[A Handbook of Health by Woods Hutchinson]@TWC D-Link bookA Handbook of Health CHAPTER XIX 4/6
Most of the movements which we call bending the spine are really movements of other joints which connect the body or head with it.
When we bend our necks, for instance, we hardly bend the backbone at all, as most of the movement is made in the joint at the top of it, between it and the skull.
Similarly, when we bend our backs, we really bend our backbones very little; for most of the movement comes at the hip joints, between the thighs and the hip bones. Each of the limbs has a single, long, rounded bone in the upper part, known in the arm as the _humerus_, and two bones in the lower part.
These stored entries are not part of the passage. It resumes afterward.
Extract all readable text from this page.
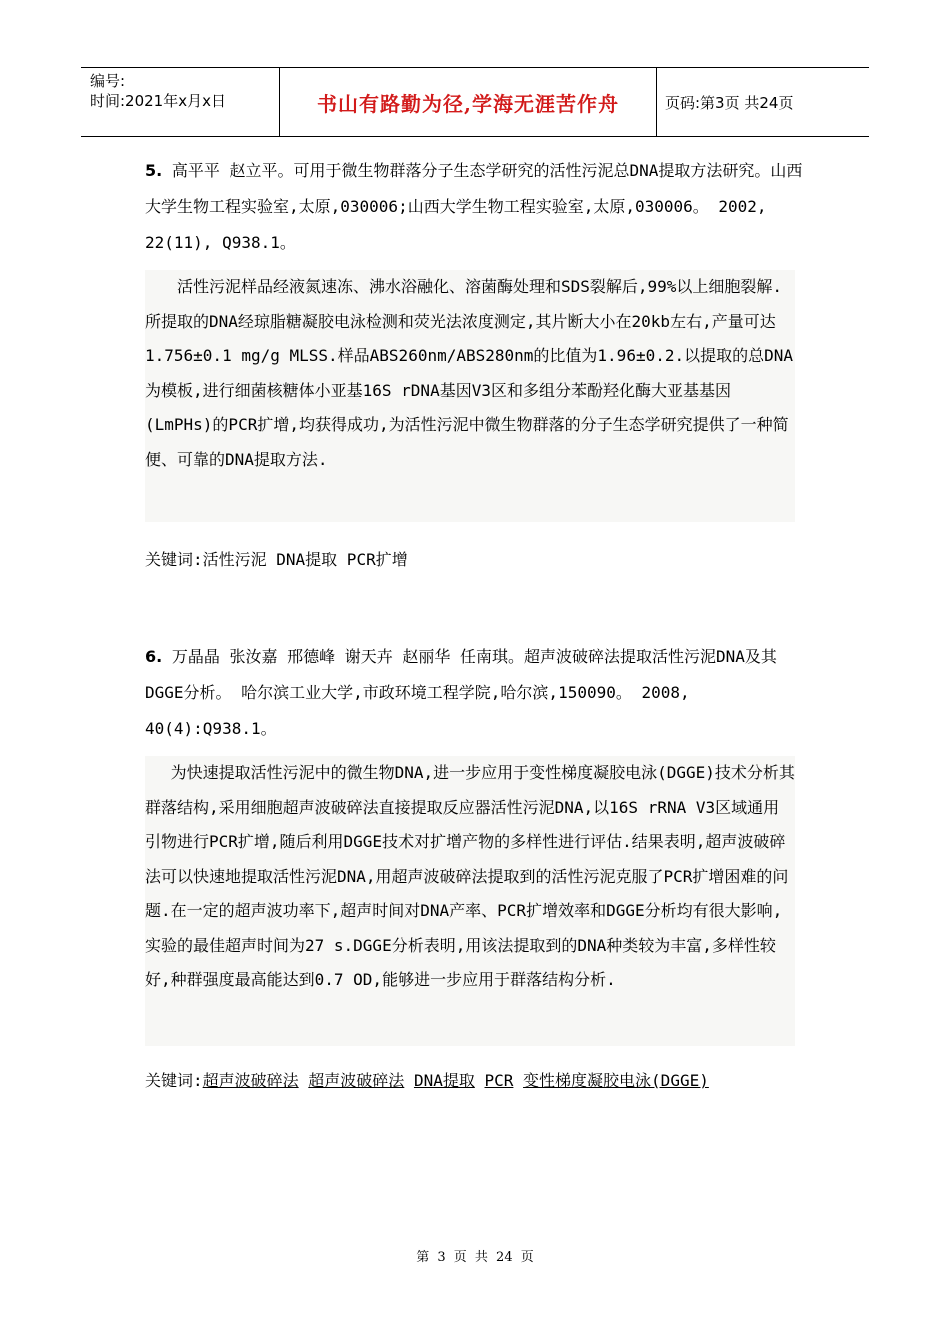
编号:
时间:2021年x月x日	书山有路勤为径,学海无涯苦作舟	页码:第3页 共24页
5. 高平平 赵立平。可用于微生物群落分子生态学研究的活性污泥总DNA提取方法研究。山西大学生物工程实验室,太原,030006;山西大学生物工程实验室,太原,030006。 2002, 22(11), Q938.1。
活性污泥样品经液氮速冻、沸水浴融化、溶菌酶处理和SDS裂解后,99%以上细胞裂解.所提取的DNA经琼脂糖凝胶电泳检测和荧光法浓度测定,其片断大小在20kb左右,产量可达1.756±0.1 mg/g MLSS.样品ABS260nm/ABS280nm的比值为1.96±0.2.以提取的总DNA为模板,进行细菌核糖体小亚基16S rDNA基因V3区和多组分苯酚羟化酶大亚基基因(LmPHs)的PCR扩增,均获得成功,为活性污泥中微生物群落的分子生态学研究提供了一种简便、可靠的DNA提取方法.
关键词:活性污泥 DNA提取 PCR扩增
6. 万晶晶 张汝嘉 邢德峰 谢天卉 赵丽华 任南琪。超声波破碎法提取活性污泥DNA及其DGGE分析。 哈尔滨工业大学,市政环境工程学院,哈尔滨,150090。 2008, 40(4):Q938.1。
为快速提取活性污泥中的微生物DNA,进一步应用于变性梯度凝胶电泳(DGGE)技术分析其群落结构,采用细胞超声波破碎法直接提取反应器活性污泥DNA,以16S rRNA V3区域通用引物进行PCR扩增,随后利用DGGE技术对扩增产物的多样性进行评估.结果表明,超声波破碎法可以快速地提取活性污泥DNA,用超声波破碎法提取到的活性污泥克服了PCR扩增困难的问题.在一定的超声波功率下,超声时间对DNA产率、PCR扩增效率和DGGE分析均有很大影响,实验的最佳超声时间为27 s.DGGE分析表明,用该法提取到的DNA种类较为丰富,多样性较好,种群强度最高能达到0.7 OD,能够进一步应用于群落结构分析.
关键词:超声波破碎法 超声波破碎法 DNA提取 PCR 变性梯度凝胶电泳(DGGE)
第 3 页 共 24 页
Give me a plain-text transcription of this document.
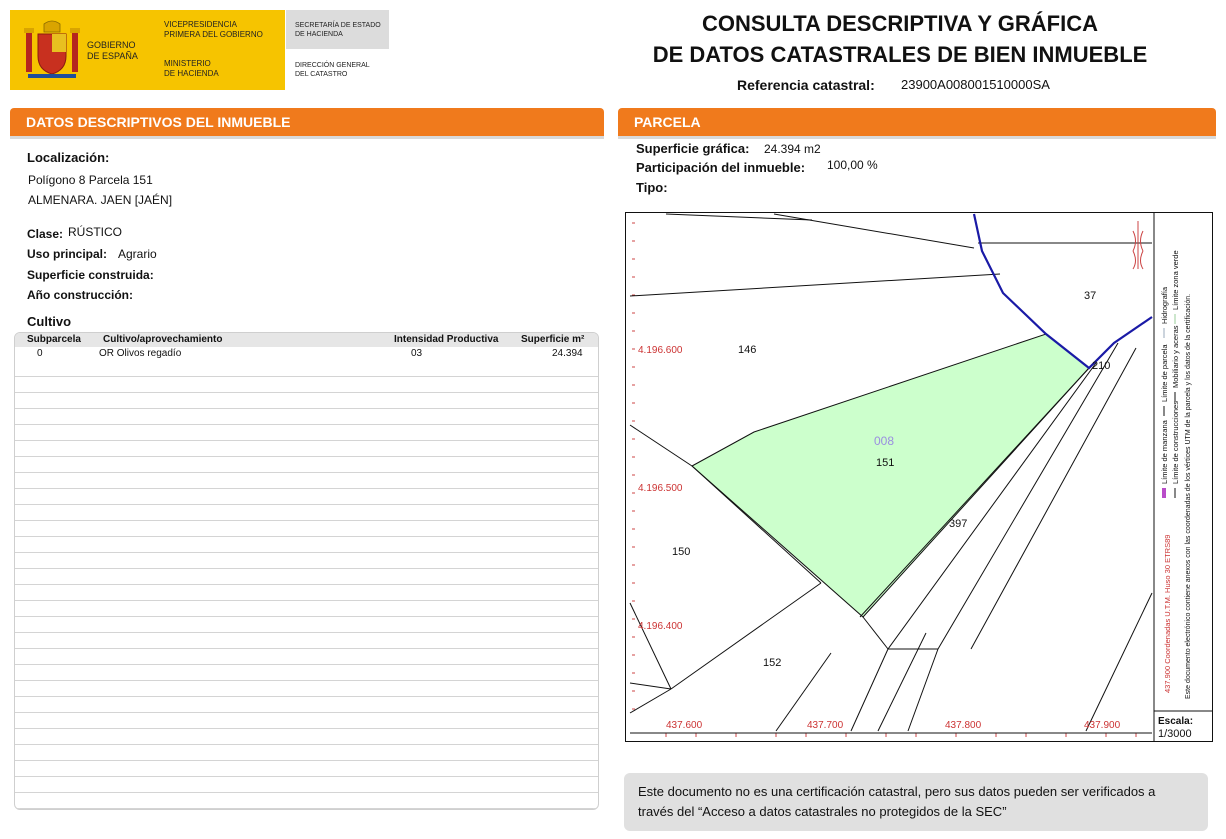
GOBIERNO
DE ESPAÑA
VICEPRESIDENCIA
PRIMERA DEL GOBIERNO
MINISTERIO
DE HACIENDA
SECRETARÍA DE ESTADO
DE HACIENDA
DIRECCIÓN GENERAL
DEL CATASTRO
CONSULTA DESCRIPTIVA Y GRÁFICA
DE DATOS CATASTRALES DE BIEN INMUEBLE
Referencia catastral: 23900A008001510000SA
DATOS DESCRIPTIVOS DEL INMUEBLE
Localización:
Polígono 8 Parcela 151
ALMENARA. JAEN [JAÉN]
Clase: RÚSTICO
Uso principal: Agrario
Superficie construida:
Año construcción:
Cultivo
Subparcela Cultivo/aprovechamiento	Intensidad Productiva Superficie m²
0	OR Olivos regadío	03	24.394
PARCELA
Superficie gráfica: 24.394 m2
Participación del inmueble: 100,00 %
Tipo:
4.196.600
4.196.500
4.196.400
437.600	437.700	437.800	437.900
008
146
37
210
151
397
150
152
Límite de manzana
Límite de parcela
Hidrografía
Límite de construcciones
Mobiliario y aceras
Límite zona verde
437.900 Coordenadas U.T.M. Huso 30 ETRS89 Este documento electrónico contiene anexos con las coordenadas de los vértices UTM de la parcela y los datos de la certificación.
Escala:
1/3000
Este documento no es una certificación catastral, pero sus datos pueden ser verificados a través del “Acceso a datos catastrales no protegidos de la SEC”
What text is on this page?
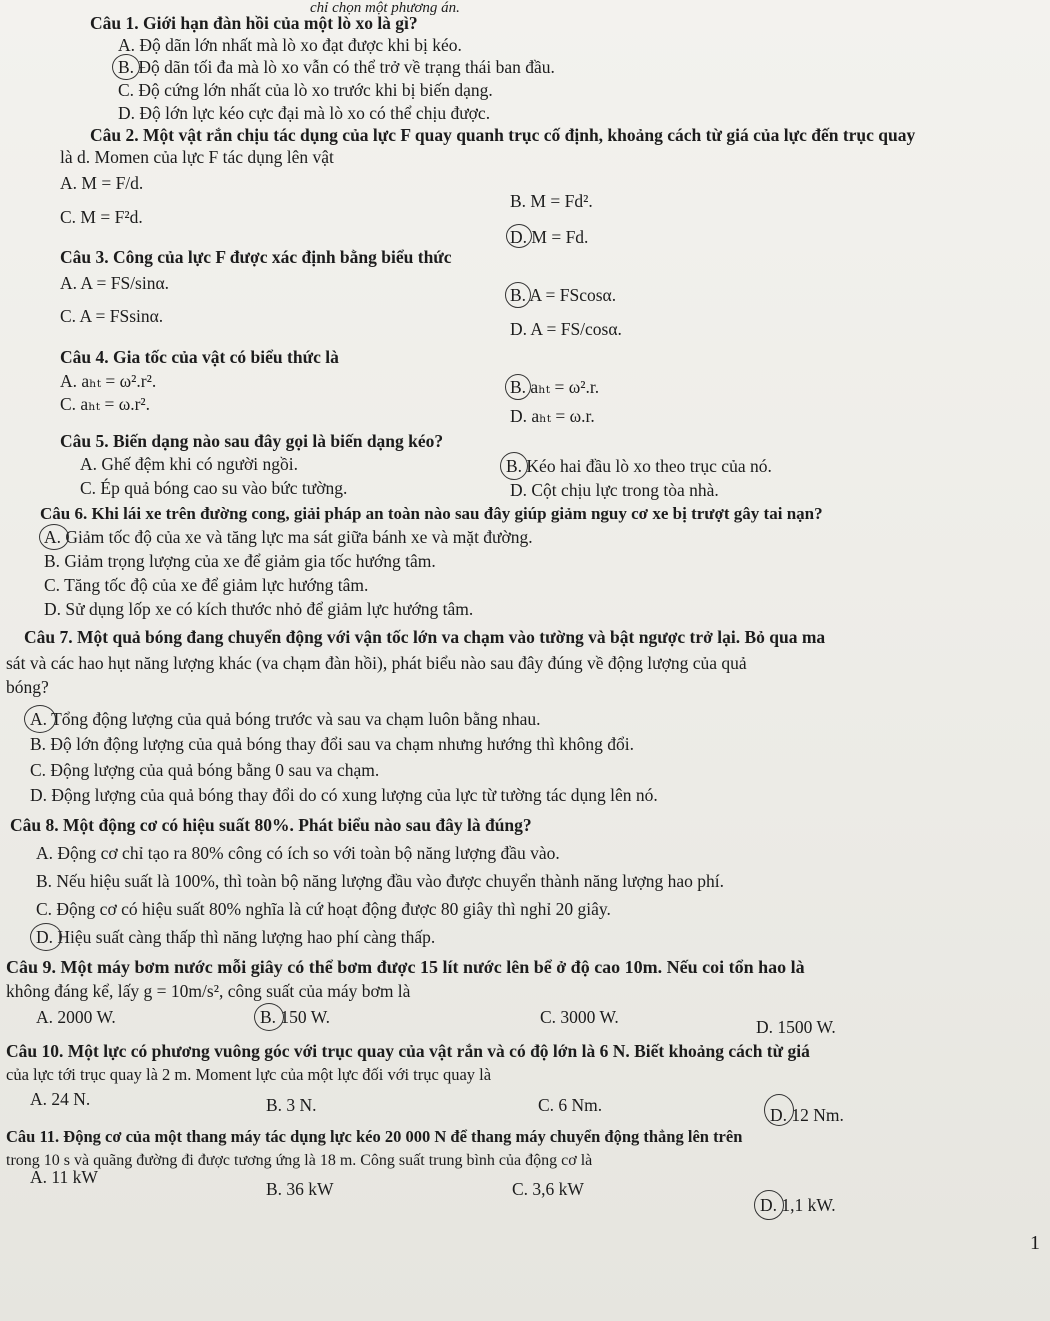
chỉ chọn một phương án.
Câu 1. Giới hạn đàn hồi của một lò xo là gì?
A. Độ dãn lớn nhất mà lò xo đạt được khi bị kéo.
B. Độ dãn tối đa mà lò xo vẫn có thể trở về trạng thái ban đầu.
C. Độ cứng lớn nhất của lò xo trước khi bị biến dạng.
D. Độ lớn lực kéo cực đại mà lò xo có thể chịu được.
Câu 2. Một vật rắn chịu tác dụng của lực F quay quanh trục cố định, khoảng cách từ giá của lực đến trục quay
là d. Momen của lực F tác dụng lên vật
A. M = F/d.
B. M = Fd².
C. M = F²d.
D. M = Fd.
Câu 3. Công của lực F được xác định bằng biểu thức
A. A = FS/sinα.
B. A = FScosα.
C. A = FSsinα.
D. A = FS/cosα.
Câu 4. Gia tốc của vật có biểu thức là
A. aₕₜ = ω².r².	B. aₕₜ = ω².r.
C. aₕₜ = ω.r².
D. aₕₜ = ω.r.
Câu 5. Biến dạng nào sau đây gọi là biến dạng kéo?
A. Ghế đệm khi có người ngồi.	B. Kéo hai đầu lò xo theo trục của nó.
C. Ép quả bóng cao su vào bức tường.	D. Cột chịu lực trong tòa nhà.
Câu 6. Khi lái xe trên đường cong, giải pháp an toàn nào sau đây giúp giảm nguy cơ xe bị trượt gây tai nạn?
A. Giảm tốc độ của xe và tăng lực ma sát giữa bánh xe và mặt đường.
B. Giảm trọng lượng của xe để giảm gia tốc hướng tâm.
C. Tăng tốc độ của xe để giảm lực hướng tâm.
D. Sử dụng lốp xe có kích thước nhỏ để giảm lực hướng tâm.
Câu 7. Một quả bóng đang chuyển động với vận tốc lớn va chạm vào tường và bật ngược trở lại. Bỏ qua ma
sát và các hao hụt năng lượng khác (va chạm đàn hồi), phát biểu nào sau đây đúng về động lượng của quả
bóng?
A. Tổng động lượng của quả bóng trước và sau va chạm luôn bằng nhau.
B. Độ lớn động lượng của quả bóng thay đổi sau va chạm nhưng hướng thì không đổi.
C. Động lượng của quả bóng bằng 0 sau va chạm.
D. Động lượng của quả bóng thay đổi do có xung lượng của lực từ tường tác dụng lên nó.
Câu 8. Một động cơ có hiệu suất 80%. Phát biểu nào sau đây là đúng?
A. Động cơ chỉ tạo ra 80% công có ích so với toàn bộ năng lượng đầu vào.
B. Nếu hiệu suất là 100%, thì toàn bộ năng lượng đầu vào được chuyển thành năng lượng hao phí.
C. Động cơ có hiệu suất 80% nghĩa là cứ hoạt động được 80 giây thì nghỉ 20 giây.
D. Hiệu suất càng thấp thì năng lượng hao phí càng thấp.
Câu 9. Một máy bơm nước mỗi giây có thể bơm được 15 lít nước lên bể ở độ cao 10m. Nếu coi tổn hao là
không đáng kể, lấy g = 10m/s², công suất của máy bơm là
A. 2000 W.	B. 150 W.	C. 3000 W.	D. 1500 W.
Câu 10. Một lực có phương vuông góc với trục quay của vật rắn và có độ lớn là 6 N. Biết khoảng cách từ giá
của lực tới trục quay là 2 m. Moment lực của một lực đối với trục quay là
A. 24 N.	B. 3 N.	C. 6 Nm.	D. 12 Nm.
Câu 11. Động cơ của một thang máy tác dụng lực kéo 20 000 N để thang máy chuyển động thẳng lên trên
trong 10 s và quãng đường đi được tương ứng là 18 m. Công suất trung bình của động cơ là
A. 11 kW
B. 36 kW	C. 3,6 kW
D. 1,1 kW.
1
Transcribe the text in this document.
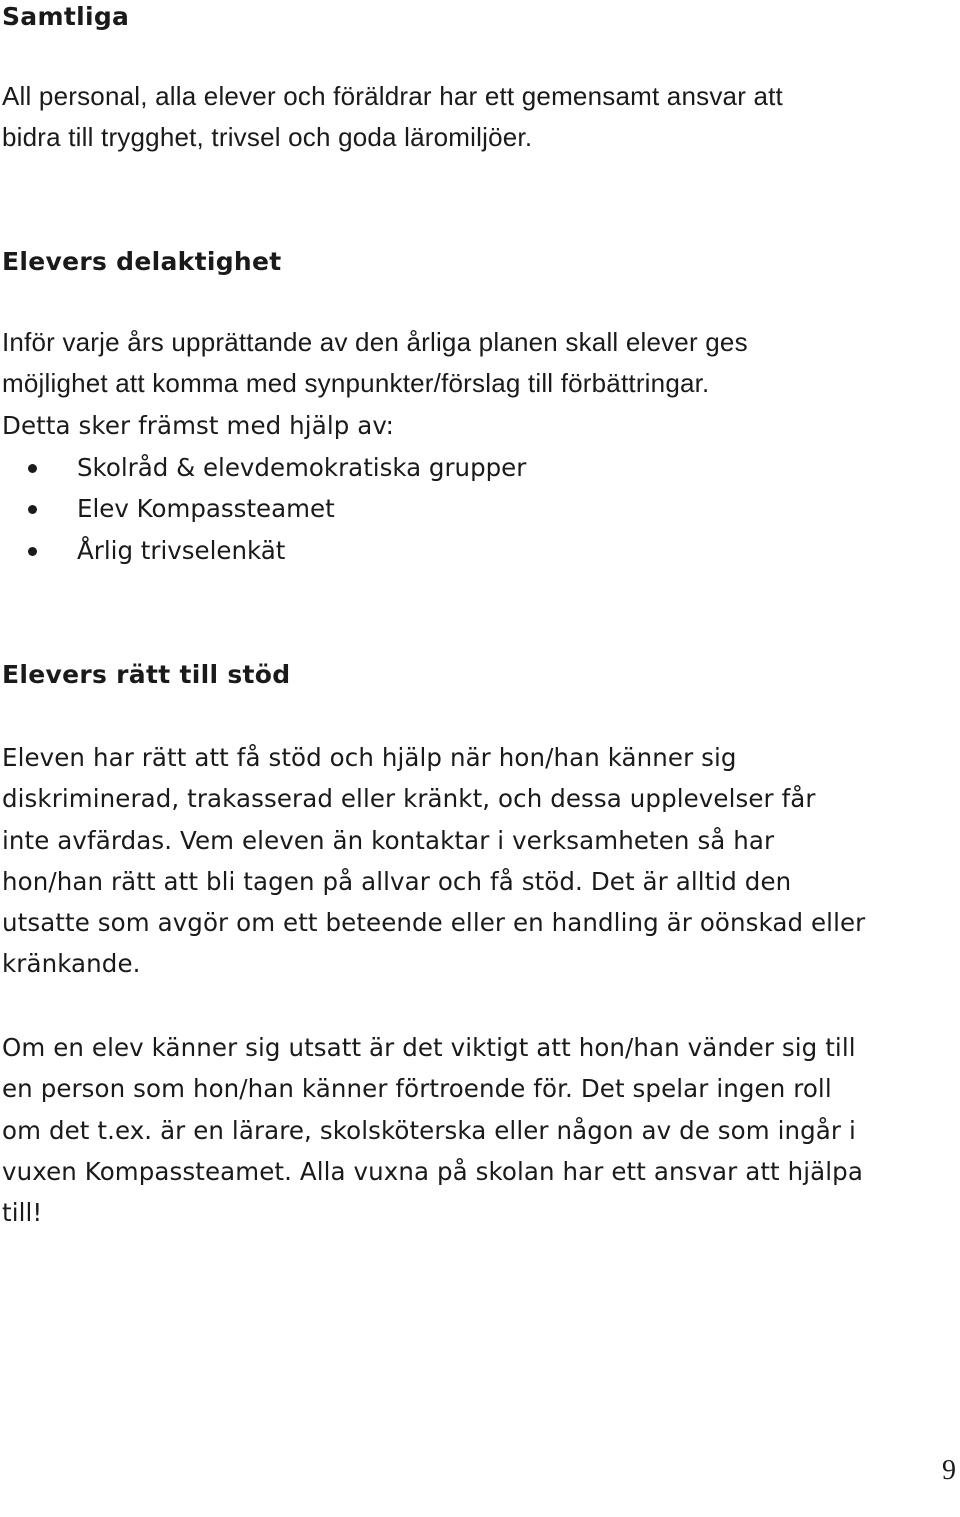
Samtliga

All personal, alla elever och föräldrar har ett gemensamt ansvar att
bidra till trygghet, trivsel och goda läromiljöer.

Elevers delaktighet

Inför varje års upprättande av den årliga planen skall elever ges
möjlighet att komma med synpunkter/förslag till förbättringar.

Detta sker främst med hjälp av:

Skolråd & elevdemokratiska grupper
Elev Kompassteamet
Årlig trivselenkät
Elevers rätt till stöd

Eleven har rätt att få stöd och hjälp när hon/han känner sig
diskriminerad, trakasserad eller kränkt, och dessa upplevelser får
inte avfärdas. Vem eleven än kontaktar i verksamheten så har
hon/han rätt att bli tagen på allvar och få stöd. Det är alltid den
utsatte som avgör om ett beteende eller en handling är oönskad eller
kränkande.

Om en elev känner sig utsatt är det viktigt att hon/han vänder sig till
en person som hon/han känner förtroende för. Det spelar ingen roll
om det t.ex. är en lärare, skolsköterska eller någon av de som ingår i
vuxen Kompassteamet. Alla vuxna på skolan har ett ansvar att hjälpa
till!

9
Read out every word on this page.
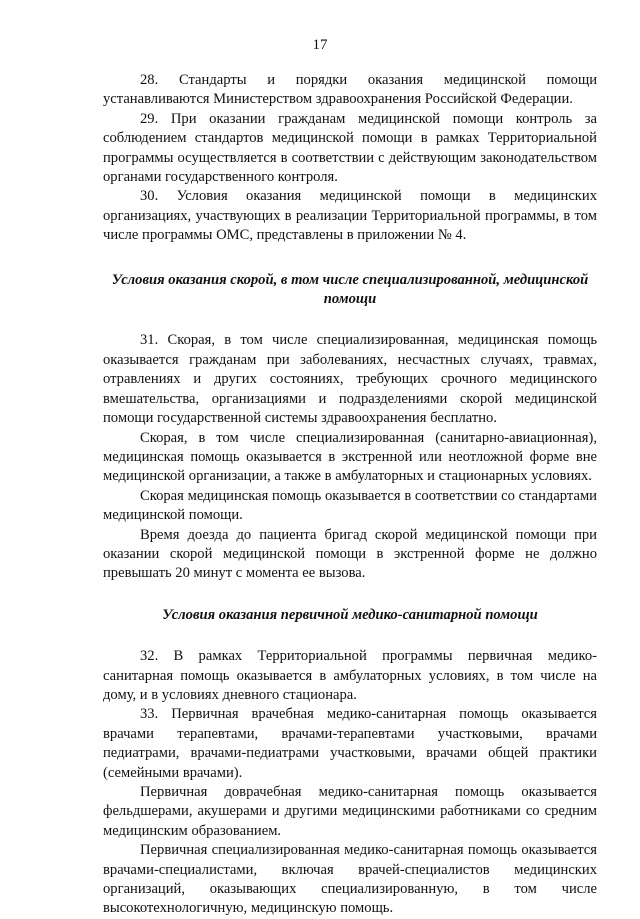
17

28. Стандарты и порядки оказания медицинской помощи устанавливаются Министерством здравоохранения Российской Федерации.

29. При оказании гражданам медицинской помощи контроль за соблюдением стандартов медицинской помощи в рамках Территориальной программы осуществляется в соответствии с действующим законодательством органами государственного контроля.

30. Условия оказания медицинской помощи в медицинских организациях, участвующих в реализации Территориальной программы, в том числе программы ОМС, представлены в приложении № 4.

Условия оказания скорой, в том числе специализированной, медицинской помощи

31. Скорая, в том числе специализированная, медицинская помощь оказывается гражданам при заболеваниях, несчастных случаях, травмах, отравлениях и других состояниях, требующих срочного медицинского вмешательства, организациями и подразделениями скорой медицинской помощи государственной системы здравоохранения бесплатно.

Скорая, в том числе специализированная (санитарно-авиационная), медицинская помощь оказывается в экстренной или неотложной форме вне медицинской организации, а также в амбулаторных и стационарных условиях.

Скорая медицинская помощь оказывается в соответствии со стандартами медицинской помощи.

Время доезда до пациента бригад скорой медицинской помощи при оказании скорой медицинской помощи в экстренной форме не должно превышать 20 минут с момента ее вызова.

Условия оказания первичной медико-санитарной помощи

32. В рамках Территориальной программы первичная медико-санитарная помощь оказывается в амбулаторных условиях, в том числе на дому, и в условиях дневного стационара.

33. Первичная врачебная медико-санитарная помощь оказывается врачами терапевтами, врачами-терапевтами участковыми, врачами педиатрами, врачами-педиатрами участковыми, врачами общей практики (семейными врачами).

Первичная доврачебная медико-санитарная помощь оказывается фельдшерами, акушерами и другими медицинскими работниками со средним медицинским образованием.

Первичная специализированная медико-санитарная помощь оказывается врачами-специалистами, включая врачей-специалистов медицинских организаций, оказывающих специализированную, в том числе высокотехнологичную, медицинскую помощь.
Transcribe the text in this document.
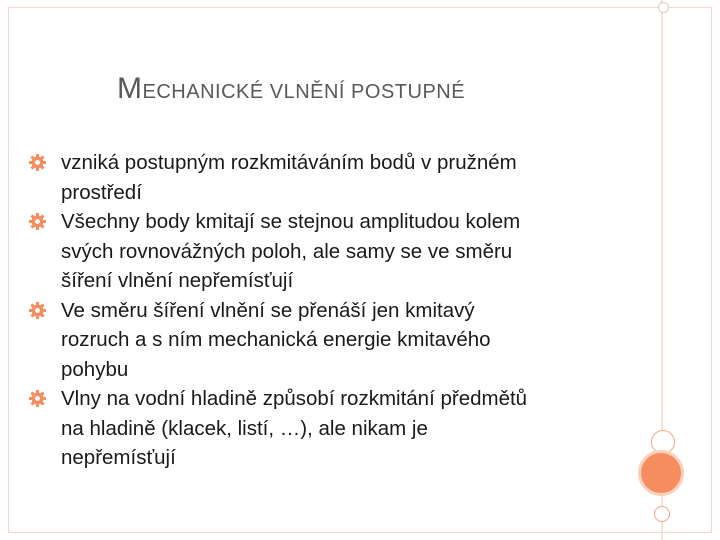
MECHANICKÉ VLNĚNÍ POSTUPNÉ
vzniká postupným rozkmitáváním bodů v pružném
prostředí
Všechny body kmitají se stejnou amplitudou kolem
svých rovnovážných poloh, ale samy se ve směru
šíření vlnění nepřemísťují
Ve směru šíření vlnění se přenáší jen kmitavý
rozruch a s ním mechanická energie kmitavého
pohybu
Vlny na vodní hladině způsobí rozkmitání předmětů
na hladině (klacek, listí, …), ale nikam je
nepřemísťují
These last are known as the _radius_ and _ulna_ (the "funny bone") in the forearm, and the _tibia_ and _fibula_ in the leg.
The shoulder-joint is made by the rounded head of the humerus fitting into the shallow cup of the _scapula_, or shoulder-blade.
It is shallower than the hip joint to allow it freer movement; but this makes it weaker and much more easily dislocated, or put out of joint,--the most so, in fact, of any joint in the body. [Illustration: A BALL-AND-SOCKET JOINT Hip joint.] [Illustration: A HINGE JOINT Knee joint, with the knee cap removed] The hip joints are deep, strong, cup-shaped sockets upon each side of the hip bones, or _pelvis_, into which fit the heads of the _femurs_ or thigh bones.